UPDATE 9-29-09

Mayor Benny Perry has just advised AM1180 that the water is safe for showering and bathing from Trion City’s water system.  Listen to AM1180 for further updates concerning the water system situation in Trion.  Bear in mind the information about any open wound, skin cut or burn before using water for bathing.

Mayor Benny Perry with Town of Trion is advising that according to the EPD the water in Trion City’s Public Water System is safe for showering or bathing at this point. The EPD is advising that they will adise when the water is safe for other use. It’s local agency advises NOT using City water  for any reason, other than bathing or showering, until all agencies involved have cleared the system.

Public Information Officer Logan Boss With Georgia Public Health has provided the following information.
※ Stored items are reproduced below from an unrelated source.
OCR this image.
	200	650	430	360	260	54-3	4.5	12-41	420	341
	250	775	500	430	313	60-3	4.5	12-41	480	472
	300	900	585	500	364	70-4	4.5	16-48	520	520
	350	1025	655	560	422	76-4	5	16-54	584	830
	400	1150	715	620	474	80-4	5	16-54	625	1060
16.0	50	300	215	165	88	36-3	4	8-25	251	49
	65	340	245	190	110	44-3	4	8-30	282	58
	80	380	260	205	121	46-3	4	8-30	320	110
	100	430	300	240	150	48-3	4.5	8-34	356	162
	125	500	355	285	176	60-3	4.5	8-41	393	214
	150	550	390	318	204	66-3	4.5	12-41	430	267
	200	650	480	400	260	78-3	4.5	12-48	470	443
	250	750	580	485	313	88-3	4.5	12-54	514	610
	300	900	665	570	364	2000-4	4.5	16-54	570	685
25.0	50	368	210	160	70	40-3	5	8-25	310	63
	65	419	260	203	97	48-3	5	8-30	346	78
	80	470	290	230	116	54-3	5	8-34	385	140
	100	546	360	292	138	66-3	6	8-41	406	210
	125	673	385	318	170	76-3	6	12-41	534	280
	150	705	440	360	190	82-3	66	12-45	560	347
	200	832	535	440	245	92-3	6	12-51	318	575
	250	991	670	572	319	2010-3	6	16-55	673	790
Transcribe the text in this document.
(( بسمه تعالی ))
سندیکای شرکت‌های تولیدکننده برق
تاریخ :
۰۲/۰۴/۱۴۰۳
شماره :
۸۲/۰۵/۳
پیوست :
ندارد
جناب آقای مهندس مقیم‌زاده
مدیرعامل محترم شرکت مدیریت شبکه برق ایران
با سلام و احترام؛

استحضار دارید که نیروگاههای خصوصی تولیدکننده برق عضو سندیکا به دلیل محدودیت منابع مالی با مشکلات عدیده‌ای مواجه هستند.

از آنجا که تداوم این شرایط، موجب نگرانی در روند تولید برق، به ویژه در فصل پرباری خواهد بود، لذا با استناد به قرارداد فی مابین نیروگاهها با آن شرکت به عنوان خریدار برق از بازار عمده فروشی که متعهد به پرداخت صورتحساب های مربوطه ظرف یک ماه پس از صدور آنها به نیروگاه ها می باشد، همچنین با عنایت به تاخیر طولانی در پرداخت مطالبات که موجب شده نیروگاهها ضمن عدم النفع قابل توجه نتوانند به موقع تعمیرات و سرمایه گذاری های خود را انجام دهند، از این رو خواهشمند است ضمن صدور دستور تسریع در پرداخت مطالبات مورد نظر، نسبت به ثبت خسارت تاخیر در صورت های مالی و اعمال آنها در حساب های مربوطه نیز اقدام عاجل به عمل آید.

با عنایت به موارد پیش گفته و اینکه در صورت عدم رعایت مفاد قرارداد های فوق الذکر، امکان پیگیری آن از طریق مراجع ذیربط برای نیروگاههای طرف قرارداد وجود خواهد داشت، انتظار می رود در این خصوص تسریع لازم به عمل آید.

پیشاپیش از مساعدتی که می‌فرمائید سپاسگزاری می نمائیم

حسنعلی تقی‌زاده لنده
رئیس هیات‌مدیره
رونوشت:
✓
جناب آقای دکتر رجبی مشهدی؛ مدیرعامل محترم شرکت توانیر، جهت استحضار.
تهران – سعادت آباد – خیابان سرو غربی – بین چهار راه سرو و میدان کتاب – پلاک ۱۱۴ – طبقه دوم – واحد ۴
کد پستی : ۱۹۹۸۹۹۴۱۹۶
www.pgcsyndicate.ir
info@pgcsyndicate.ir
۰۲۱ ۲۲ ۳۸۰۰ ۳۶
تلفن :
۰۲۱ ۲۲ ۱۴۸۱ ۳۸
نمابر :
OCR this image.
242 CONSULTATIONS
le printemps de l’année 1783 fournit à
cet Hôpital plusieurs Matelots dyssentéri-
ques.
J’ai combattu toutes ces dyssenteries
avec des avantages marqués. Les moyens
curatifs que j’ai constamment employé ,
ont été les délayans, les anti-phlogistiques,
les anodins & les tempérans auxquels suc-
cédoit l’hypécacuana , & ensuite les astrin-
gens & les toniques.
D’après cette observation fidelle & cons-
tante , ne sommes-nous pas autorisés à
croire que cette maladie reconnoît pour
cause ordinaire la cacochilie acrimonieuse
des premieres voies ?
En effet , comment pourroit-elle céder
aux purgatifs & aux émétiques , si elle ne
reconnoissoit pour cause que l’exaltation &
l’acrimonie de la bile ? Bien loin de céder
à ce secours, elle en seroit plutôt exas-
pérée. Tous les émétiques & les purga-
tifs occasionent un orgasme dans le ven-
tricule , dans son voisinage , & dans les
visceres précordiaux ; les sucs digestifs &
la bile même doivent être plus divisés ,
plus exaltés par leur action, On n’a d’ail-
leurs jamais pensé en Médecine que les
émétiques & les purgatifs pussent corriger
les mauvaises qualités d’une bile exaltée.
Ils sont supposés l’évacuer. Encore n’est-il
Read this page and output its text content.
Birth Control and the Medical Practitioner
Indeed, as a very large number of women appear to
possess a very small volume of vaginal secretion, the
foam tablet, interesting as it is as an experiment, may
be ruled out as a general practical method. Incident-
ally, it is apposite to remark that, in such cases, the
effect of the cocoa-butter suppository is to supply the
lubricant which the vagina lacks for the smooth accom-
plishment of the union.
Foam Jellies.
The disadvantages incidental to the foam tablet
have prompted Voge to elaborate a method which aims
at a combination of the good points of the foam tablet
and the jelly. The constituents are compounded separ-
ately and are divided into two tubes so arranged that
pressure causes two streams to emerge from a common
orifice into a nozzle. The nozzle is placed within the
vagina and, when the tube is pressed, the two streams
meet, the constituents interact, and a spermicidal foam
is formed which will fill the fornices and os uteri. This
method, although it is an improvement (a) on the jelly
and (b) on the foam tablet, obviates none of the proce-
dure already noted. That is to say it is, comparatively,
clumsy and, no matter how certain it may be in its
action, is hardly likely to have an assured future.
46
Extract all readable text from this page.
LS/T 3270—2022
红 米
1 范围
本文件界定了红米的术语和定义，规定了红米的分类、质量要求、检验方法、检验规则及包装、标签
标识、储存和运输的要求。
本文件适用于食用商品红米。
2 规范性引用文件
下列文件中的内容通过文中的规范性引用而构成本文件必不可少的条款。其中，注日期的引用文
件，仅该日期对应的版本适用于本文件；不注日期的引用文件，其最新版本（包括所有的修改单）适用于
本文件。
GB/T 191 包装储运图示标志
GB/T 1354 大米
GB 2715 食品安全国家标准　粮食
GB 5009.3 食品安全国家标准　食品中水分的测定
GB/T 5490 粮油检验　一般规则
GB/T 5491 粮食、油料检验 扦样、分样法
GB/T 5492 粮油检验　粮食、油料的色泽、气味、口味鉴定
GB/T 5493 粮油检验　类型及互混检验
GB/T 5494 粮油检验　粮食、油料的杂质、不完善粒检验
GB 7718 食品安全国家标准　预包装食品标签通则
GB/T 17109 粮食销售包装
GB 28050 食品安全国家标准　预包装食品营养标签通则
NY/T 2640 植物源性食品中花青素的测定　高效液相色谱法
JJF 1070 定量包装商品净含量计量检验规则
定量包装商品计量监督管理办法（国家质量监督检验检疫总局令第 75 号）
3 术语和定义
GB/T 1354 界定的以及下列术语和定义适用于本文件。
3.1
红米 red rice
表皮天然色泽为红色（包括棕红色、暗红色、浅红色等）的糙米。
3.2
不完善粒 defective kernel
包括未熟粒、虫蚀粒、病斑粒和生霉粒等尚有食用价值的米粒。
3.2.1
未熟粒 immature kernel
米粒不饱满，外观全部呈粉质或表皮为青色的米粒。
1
Public health officials say exposure to flood water poses no increased risk of tetanus or need for immunization for general public, stress wound care and prevention
Rome, GA: Northwest Georgia Public Health officials are emphasizing that floods pose no increased risk of tetanus for the general public not involved in emergency response and stress that wound prevention and careful wound care, not exposure to flood water or contaminated water, should be the primary concern during post-flood recovery and cleanup. “Simple exposure to flood waters does not increase the risk of tetanus” said Dr. Wade Sellers, Northwest Georgia Public Health health director.

“Skin contact with flood water, by itself, does not pose a health threat unless you have an open wound. First aid, even for minor cuts and burns, however, is very important during flood cleanup. When cleaning up after a disaster, be careful of cuts and wounds. To prevent infection, including tetanus, clean all cuts and wounds with soap and clean water, use antibiotic ointment and cover. If a wound swells or drains, seek medical attention immediately.”
According to Sellers, bathing with water from a contaminated water system or source does not pose a health threat unless it contacts an open wound or cut. “Cover any open wound or cut when you shower or bath in a way that prevents water from contacting an open wound or cut,” Sellers said.

Management of flood-associated wounds should include appropriate evaluation of tetanus immunity — and immunization if indicated — as at any other time, according to Sellers. “You should always try to keep your shots up-to-date, as a matter of routine. However, unless you have an open wound or are risking injury while working in contaminated waters, there is no special urgency about getting caught up right now.”

Adults should get a booster shot for diphtheria and tetanus (Td) every ten years, throughout life. If you get a puncture wound, and you are not sure whether you have had a Td booster in the last five years, check with your doctor to see if you should get a booster shot.
You should always assume that disease organisms may be present in flood water, but common sense — and basic hygiene — can help you keep the risk low. The fecal material in sewage contains disease organisms, but it doesn’t pose any risk unless you take it into your mouth.

To keep your risks low, follow these health protection steps.
• Always wash your hands thoroughly after working in a contaminated area.
• Always wear rubber gloves and boots to protect your hands and feet.
• Always take a shower after working in a contaminated area.
• Always assume that anything touched by flood water is contaminated.